The final, critical decision was made against medical advice: Esther and Dan’s resolution to stop treatment and let Andrew die. Had they permitted more chemotherapy, the treatment would have killed Wills’s cells, which were what ultimately enabled Andrew to live.
“When you have a child with a life-threatening illness, you have an irrevocably altered existence,” Barbara Sourkes had told the Levys, and Esther feels that is true. She had always felt in control of her fate, but now she believes this to be a fiction. She finds it difficult to reconcile bitterness over the blight of Andrew’s illness with gratitude for the reprieve. “We are the luckiest of the unluckiest people in the world,” she says. “I truly believe that.” The story presents itself to her as a riddle that cannot be resolved. She recalls her anger when others told them to hope. Is the lesson that their friends were right and there is always hope? Yet it was only by letting go of hope and accepting Andrew’s death that he lived.

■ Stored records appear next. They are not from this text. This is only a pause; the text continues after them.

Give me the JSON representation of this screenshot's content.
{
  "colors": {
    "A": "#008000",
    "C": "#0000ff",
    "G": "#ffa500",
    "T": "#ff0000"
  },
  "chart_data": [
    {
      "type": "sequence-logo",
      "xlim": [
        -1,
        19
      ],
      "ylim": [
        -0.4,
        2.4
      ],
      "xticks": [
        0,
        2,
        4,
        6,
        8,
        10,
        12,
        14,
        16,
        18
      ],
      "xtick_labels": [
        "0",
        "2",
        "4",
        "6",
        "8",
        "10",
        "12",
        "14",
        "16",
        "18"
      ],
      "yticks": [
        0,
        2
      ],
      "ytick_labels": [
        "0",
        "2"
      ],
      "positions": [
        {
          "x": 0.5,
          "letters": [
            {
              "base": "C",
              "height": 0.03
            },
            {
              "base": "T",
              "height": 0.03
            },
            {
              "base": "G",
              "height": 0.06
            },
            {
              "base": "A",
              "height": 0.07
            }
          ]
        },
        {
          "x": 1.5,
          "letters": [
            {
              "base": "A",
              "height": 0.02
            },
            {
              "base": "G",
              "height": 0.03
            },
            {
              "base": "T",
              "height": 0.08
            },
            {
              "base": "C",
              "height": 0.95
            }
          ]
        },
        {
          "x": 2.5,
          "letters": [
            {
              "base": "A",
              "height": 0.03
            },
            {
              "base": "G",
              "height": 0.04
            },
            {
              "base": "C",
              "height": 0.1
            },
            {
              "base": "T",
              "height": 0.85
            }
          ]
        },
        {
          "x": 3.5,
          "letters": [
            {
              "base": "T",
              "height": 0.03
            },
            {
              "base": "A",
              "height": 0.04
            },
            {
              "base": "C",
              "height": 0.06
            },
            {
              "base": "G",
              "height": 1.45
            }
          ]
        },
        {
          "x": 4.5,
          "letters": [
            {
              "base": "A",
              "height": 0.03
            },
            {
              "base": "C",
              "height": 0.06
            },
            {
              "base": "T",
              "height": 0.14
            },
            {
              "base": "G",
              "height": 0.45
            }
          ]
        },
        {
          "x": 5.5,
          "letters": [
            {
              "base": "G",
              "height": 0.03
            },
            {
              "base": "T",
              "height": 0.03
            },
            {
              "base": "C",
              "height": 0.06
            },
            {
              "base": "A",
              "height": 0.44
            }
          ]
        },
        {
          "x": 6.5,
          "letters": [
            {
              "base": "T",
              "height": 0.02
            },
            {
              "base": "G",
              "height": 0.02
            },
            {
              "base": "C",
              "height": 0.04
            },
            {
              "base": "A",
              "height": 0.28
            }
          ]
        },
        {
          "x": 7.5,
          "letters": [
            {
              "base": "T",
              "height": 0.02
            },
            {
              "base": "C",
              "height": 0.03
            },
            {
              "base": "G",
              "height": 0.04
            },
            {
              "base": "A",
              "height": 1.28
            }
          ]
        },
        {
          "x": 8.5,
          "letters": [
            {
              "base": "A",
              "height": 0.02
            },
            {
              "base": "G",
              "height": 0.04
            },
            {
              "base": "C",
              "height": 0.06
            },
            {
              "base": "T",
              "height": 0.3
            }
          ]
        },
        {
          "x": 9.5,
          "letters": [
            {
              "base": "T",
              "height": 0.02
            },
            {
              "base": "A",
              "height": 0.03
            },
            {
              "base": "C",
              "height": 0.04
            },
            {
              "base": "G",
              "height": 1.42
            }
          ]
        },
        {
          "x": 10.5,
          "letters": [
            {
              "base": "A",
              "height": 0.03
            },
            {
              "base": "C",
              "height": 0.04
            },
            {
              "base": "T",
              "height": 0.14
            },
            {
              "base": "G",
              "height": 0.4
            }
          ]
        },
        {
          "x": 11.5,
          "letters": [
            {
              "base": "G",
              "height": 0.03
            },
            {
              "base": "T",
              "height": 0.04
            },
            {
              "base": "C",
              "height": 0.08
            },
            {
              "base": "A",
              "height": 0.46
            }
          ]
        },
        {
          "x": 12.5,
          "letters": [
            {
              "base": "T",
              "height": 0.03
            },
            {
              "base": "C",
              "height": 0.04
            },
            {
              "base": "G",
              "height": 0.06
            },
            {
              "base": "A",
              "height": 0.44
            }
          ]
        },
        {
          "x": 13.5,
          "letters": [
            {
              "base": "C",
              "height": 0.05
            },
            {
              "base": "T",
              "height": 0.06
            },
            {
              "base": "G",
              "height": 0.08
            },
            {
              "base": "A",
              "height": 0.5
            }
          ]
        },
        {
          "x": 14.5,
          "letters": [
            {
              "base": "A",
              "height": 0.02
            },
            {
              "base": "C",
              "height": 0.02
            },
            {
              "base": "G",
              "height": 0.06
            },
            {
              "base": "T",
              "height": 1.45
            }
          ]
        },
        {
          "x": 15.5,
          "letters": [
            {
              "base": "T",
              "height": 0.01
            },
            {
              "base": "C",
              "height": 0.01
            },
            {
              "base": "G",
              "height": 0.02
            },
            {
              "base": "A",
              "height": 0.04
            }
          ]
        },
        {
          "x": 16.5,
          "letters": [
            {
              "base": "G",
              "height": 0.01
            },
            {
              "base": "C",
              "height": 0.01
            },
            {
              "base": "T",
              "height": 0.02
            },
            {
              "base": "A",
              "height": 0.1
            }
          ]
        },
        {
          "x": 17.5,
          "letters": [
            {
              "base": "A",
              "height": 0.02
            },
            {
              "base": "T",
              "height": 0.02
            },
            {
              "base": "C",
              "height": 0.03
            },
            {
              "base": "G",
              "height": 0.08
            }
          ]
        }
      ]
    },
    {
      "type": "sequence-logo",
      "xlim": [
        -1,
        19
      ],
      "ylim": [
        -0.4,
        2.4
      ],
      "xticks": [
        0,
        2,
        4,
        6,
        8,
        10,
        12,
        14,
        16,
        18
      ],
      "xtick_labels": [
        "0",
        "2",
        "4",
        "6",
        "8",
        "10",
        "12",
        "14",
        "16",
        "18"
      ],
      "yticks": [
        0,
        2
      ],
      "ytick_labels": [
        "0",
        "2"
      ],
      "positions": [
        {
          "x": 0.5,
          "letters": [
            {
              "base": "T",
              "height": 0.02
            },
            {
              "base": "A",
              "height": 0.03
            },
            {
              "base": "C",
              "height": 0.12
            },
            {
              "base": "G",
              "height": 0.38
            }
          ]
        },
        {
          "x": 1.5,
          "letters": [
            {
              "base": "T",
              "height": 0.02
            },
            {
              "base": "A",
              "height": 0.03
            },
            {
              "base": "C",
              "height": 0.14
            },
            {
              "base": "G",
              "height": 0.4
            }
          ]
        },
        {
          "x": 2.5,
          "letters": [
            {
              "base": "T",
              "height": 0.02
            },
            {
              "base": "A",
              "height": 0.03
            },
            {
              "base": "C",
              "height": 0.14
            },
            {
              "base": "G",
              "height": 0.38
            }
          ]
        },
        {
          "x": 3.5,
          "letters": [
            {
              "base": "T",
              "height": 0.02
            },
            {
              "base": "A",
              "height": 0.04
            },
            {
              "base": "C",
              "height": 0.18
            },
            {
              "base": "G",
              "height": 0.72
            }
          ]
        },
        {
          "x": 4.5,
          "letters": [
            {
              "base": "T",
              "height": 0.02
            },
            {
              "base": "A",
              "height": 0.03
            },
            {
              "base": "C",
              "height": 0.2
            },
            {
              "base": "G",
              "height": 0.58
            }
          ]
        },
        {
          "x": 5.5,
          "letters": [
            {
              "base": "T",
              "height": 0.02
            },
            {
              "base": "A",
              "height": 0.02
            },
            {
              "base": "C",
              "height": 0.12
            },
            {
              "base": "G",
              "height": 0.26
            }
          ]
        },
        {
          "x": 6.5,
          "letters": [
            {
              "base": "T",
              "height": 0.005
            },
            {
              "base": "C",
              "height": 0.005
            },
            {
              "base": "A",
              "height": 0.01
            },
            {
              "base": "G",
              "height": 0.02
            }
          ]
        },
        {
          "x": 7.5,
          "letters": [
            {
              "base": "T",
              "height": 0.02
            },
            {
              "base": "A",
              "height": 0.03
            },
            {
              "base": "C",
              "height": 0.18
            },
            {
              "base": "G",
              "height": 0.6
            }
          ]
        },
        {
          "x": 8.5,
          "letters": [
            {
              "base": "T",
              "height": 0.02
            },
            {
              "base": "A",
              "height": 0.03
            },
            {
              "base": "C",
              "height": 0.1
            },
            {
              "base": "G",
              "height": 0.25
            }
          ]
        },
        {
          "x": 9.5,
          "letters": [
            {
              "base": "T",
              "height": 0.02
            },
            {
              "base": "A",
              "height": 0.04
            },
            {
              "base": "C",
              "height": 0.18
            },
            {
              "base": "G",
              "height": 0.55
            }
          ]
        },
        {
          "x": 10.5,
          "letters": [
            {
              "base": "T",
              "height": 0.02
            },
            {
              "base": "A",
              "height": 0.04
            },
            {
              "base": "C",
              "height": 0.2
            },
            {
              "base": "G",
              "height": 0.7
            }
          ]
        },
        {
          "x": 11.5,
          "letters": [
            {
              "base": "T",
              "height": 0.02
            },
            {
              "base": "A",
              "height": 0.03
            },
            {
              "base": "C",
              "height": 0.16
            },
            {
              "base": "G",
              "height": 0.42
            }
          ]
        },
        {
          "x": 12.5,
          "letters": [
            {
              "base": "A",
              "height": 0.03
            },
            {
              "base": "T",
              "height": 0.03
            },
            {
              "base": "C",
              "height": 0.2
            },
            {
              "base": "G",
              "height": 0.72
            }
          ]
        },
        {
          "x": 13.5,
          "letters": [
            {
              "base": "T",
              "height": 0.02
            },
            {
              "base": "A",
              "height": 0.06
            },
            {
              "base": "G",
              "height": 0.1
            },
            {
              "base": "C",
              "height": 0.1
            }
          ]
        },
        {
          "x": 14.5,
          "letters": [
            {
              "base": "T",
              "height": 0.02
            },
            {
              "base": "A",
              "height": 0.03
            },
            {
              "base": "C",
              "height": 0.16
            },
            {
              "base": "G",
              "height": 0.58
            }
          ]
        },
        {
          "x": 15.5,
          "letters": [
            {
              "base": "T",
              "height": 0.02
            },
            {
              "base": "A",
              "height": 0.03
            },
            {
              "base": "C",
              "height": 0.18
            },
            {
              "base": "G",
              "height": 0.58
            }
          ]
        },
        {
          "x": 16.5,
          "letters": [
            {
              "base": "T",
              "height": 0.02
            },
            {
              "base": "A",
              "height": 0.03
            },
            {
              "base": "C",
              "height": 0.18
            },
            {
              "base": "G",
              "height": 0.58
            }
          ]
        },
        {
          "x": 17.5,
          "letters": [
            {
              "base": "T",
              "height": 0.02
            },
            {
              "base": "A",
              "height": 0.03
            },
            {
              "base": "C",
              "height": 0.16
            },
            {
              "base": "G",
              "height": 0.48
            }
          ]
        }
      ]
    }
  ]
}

She has not returned to work. “My full-time job is to help the kids feel safe again,” she says. But it is hard for her to feel safe. The two years after a transplant are the riskiest time for a relapse; after two years that likelihood plummets, and after five years, a patient is considered cured. The two-year mark is still nine months away.
“There are only two states after such a diagnosis: disease and uncertainty,” Cohen had told them. “Either he will die soon, and that’s certain — or he will continue on, and you will live with that constant balance of hope and fear. But the balance will change as time goes on.”
Only in the past few weeks, Esther says, has she been able to feel that she isn’t testing fate by scheduling a dentist appointment for Andrew six months out or by feeling moments of joy watching him without being shadowed by fear of the future. “Day by day,” she says, “we are allowing ourselves to celebrate a little more.”